Do politicians use the rhetoric of dispassionate decision making to sugarcoat the ideological?
The concept of technocracy, a government managed by experts insulated from public opinion, is one that has enjoyed a certain appeal as of late – particularly considering its direct conflict with the central purpose of democracy. As the “Euro-crisis” continued, there was much excited media talk about the “technocrats” who were to take over from the governments that purportedly plunged the continent into crisis. This piece is not an attempt to opine about such talk specifically, but rather to look at the broader phenomenon of whether the rhetoric of technocracy, this holy grail of rational, cost-benefit based decision-making, is used to conceal what really are ideologically motivated policy changes and budget cuts.
At its core, this sort of rhetorical sleight of hand is just a particularly noticeable form of the old political game of targeted messaging, tailoring rhetoric to different slices of the electorate. A great example of this sort of dual messaging is the recurring debate in the United States over the funding of public broadcasting. Every so often, some in the Republican party threaten to remove federal government funding from NPR and PBS. Most recently, this debate was triggered by a promise Mitt Romney made at the first presidential debate this cycle to cut federal funding for PBS.
Here we can see him targeting both groups. He said that while he “love[ed]” Big Bird, a reference to an iconic character on the PBS children’s staple Sesame Street, “I’m going to stop borrowing money from China to pay for things we don’t need.” On the one hand, the reference to China is a clear attempt to paint the ending of the government subsidy as a necessary move to cut the budget deficit. On the other hand, we hear a slight nod to the underlying ideological underpinnings of opposition to public broadcast funding by saying that PBS is something “we don’t need”. The ensuing debate followed the same template as previous debates over public broadcast funding, with those on the left pointing out that public broadcasting composes a vanishingly small part of the federal budget (0.014% to be exact) and those on the right arguing that it still is not something the government should be funding.
This sort of dual rhetoric is not limited to the American political scene. In Canada, Toronto mayor Rob Ford has become a polarizing figure through the course of his mayoralty, which he has held for just short of 2 years. Ford ran on a campaign based largely on taking back the city for the taxpayer, tapping into voter grievances about government waste and a perceived inability of the previous mayor to stand up to union demands. A particular phrase he leaned on during the campaign was the idea of the “gravy train” – that bureaucrats had become fat at the direct expense of the taxpayer. By all accounts this framing succeeded with a surprisingly wide cross section of voters in the city.
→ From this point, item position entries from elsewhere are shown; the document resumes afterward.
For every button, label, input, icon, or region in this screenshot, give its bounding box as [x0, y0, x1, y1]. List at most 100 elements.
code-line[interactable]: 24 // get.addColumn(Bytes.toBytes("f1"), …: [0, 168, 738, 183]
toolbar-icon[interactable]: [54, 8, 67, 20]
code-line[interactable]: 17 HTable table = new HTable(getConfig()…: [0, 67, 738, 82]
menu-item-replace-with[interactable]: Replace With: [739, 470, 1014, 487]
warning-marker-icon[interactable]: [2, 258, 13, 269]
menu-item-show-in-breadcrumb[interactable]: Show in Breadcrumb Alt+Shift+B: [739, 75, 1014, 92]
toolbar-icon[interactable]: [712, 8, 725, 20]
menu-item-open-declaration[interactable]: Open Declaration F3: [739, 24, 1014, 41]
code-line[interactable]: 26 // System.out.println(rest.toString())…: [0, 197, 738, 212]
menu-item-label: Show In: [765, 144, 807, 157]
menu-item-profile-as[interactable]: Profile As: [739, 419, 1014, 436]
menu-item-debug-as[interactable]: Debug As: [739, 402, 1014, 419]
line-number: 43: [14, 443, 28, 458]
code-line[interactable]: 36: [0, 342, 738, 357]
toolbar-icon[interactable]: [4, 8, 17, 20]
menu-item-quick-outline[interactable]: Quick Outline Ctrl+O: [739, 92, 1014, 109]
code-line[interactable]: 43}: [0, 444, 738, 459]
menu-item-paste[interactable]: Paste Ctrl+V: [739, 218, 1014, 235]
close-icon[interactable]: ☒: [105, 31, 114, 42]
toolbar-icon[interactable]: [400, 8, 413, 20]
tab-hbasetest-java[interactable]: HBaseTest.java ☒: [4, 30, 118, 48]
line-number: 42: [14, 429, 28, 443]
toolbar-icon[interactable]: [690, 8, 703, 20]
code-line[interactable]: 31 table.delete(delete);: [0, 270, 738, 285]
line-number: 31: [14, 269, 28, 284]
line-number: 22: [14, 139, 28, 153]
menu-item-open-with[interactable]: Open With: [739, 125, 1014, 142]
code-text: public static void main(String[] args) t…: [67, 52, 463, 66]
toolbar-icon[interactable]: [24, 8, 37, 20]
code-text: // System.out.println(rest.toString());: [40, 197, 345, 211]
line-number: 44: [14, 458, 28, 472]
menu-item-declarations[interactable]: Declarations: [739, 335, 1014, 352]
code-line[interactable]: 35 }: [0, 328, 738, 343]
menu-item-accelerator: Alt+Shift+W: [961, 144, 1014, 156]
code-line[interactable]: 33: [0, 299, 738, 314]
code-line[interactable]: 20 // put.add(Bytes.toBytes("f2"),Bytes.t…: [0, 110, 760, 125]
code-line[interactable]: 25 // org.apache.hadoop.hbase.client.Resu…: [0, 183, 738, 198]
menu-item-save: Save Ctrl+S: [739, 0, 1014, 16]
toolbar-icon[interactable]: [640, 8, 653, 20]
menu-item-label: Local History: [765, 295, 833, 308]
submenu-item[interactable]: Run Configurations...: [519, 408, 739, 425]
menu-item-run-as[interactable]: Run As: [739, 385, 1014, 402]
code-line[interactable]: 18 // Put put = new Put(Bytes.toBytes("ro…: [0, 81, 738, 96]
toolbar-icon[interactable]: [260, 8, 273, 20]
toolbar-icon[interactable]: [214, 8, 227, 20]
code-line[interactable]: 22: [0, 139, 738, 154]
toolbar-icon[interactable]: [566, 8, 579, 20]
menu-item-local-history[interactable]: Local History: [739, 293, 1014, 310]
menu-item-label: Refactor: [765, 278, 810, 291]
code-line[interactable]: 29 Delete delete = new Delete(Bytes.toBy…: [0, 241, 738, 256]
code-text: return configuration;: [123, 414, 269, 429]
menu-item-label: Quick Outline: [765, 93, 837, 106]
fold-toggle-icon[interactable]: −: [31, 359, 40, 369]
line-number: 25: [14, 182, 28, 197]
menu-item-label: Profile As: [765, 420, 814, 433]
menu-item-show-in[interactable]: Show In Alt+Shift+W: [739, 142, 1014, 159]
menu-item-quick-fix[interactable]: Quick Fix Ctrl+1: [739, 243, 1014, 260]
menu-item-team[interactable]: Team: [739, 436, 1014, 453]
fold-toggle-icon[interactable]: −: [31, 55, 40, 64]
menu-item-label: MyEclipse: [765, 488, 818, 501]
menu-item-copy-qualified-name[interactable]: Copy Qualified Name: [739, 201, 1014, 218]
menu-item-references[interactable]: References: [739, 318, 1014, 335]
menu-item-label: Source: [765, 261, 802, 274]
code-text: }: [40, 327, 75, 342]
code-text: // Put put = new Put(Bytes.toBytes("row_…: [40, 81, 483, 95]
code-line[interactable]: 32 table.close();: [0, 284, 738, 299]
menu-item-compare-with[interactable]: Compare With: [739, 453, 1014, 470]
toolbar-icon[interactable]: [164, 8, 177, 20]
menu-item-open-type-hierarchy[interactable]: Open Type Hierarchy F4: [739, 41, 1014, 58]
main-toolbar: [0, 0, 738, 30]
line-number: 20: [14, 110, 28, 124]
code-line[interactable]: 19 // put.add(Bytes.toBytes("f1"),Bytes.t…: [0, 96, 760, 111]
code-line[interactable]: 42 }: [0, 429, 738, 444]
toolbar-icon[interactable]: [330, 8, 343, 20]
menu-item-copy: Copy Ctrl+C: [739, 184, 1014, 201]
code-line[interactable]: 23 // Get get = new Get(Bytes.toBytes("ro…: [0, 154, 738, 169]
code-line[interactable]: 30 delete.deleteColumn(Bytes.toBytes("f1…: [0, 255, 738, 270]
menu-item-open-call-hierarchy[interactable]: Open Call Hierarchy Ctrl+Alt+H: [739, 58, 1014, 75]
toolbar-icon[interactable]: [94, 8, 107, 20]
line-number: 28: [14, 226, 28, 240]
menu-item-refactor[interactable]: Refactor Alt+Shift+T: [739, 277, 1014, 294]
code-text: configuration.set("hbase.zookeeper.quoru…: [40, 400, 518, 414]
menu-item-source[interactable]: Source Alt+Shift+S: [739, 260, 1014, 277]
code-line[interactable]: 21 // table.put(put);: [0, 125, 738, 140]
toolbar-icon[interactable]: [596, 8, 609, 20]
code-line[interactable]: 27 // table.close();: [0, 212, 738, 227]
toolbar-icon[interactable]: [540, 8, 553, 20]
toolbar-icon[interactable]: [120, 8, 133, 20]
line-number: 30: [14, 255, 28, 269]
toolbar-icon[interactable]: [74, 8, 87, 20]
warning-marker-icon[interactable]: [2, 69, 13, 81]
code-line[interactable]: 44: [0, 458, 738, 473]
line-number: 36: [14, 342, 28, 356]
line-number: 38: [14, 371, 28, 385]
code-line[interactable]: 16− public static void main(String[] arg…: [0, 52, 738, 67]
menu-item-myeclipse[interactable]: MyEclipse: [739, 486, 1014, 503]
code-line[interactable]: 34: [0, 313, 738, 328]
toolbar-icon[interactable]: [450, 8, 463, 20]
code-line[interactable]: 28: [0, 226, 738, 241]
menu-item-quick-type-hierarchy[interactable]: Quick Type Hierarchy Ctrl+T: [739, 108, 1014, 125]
Ford’s actual time in office, however, has struck a different note. One of the major controversies during his tenure involved the funding of the Transit City project, an attempt to expand bus and light rail service. A major plank of Ford’s campaign centered on ending the project entirely and replacing the light rail lines with two subway lines. While he cited cost reasons for stopping the plan, a major theme of his opposition was that Transit City represented a part of the “War on the Car” that needed to be stopped. In the ensuing controversy, it became clear that the budgetary justification for eliminating the light rail lines was far from clear cut, leaving it as little but a fig leaf for the underlying ideological opposition to forms of transit that “impede” cars. This was one of just many episodes of this rhetorical sleight of hand. Another involved his removal of a bike lane on a downtown street. Despite the $300,000 removal cost, he dubiously claimed that the removal would pay off in extra economic activity that would come from the two to seven minutes saved by drivers.
What we are left wondering after looking at these cases is whether it is ever possible to detect the intent of a political policy. At its root, all budget decisions are motivated by an underlying ideology; even the very concept of “technocracy” is a very distinct and real ideology, with a whole host of assumptions about the fallibility of democratic majorities baked into its prescriptions of expert-based governance. Whenever any sort of government action is proposed, it sells to say it is because of rational, impartial criteria. Opponents, in turn will often want to paint their opponents as dangerous ideologues—see the debate in the US over the Paul Ryan budget and in Canada over the Harper Government’s budget cuts. Ideally, the public would consider political policies on their merits, and often they do. Even so, the way that a voter views the merits of a policy is inevitably colored by those who succeed in framing its intent.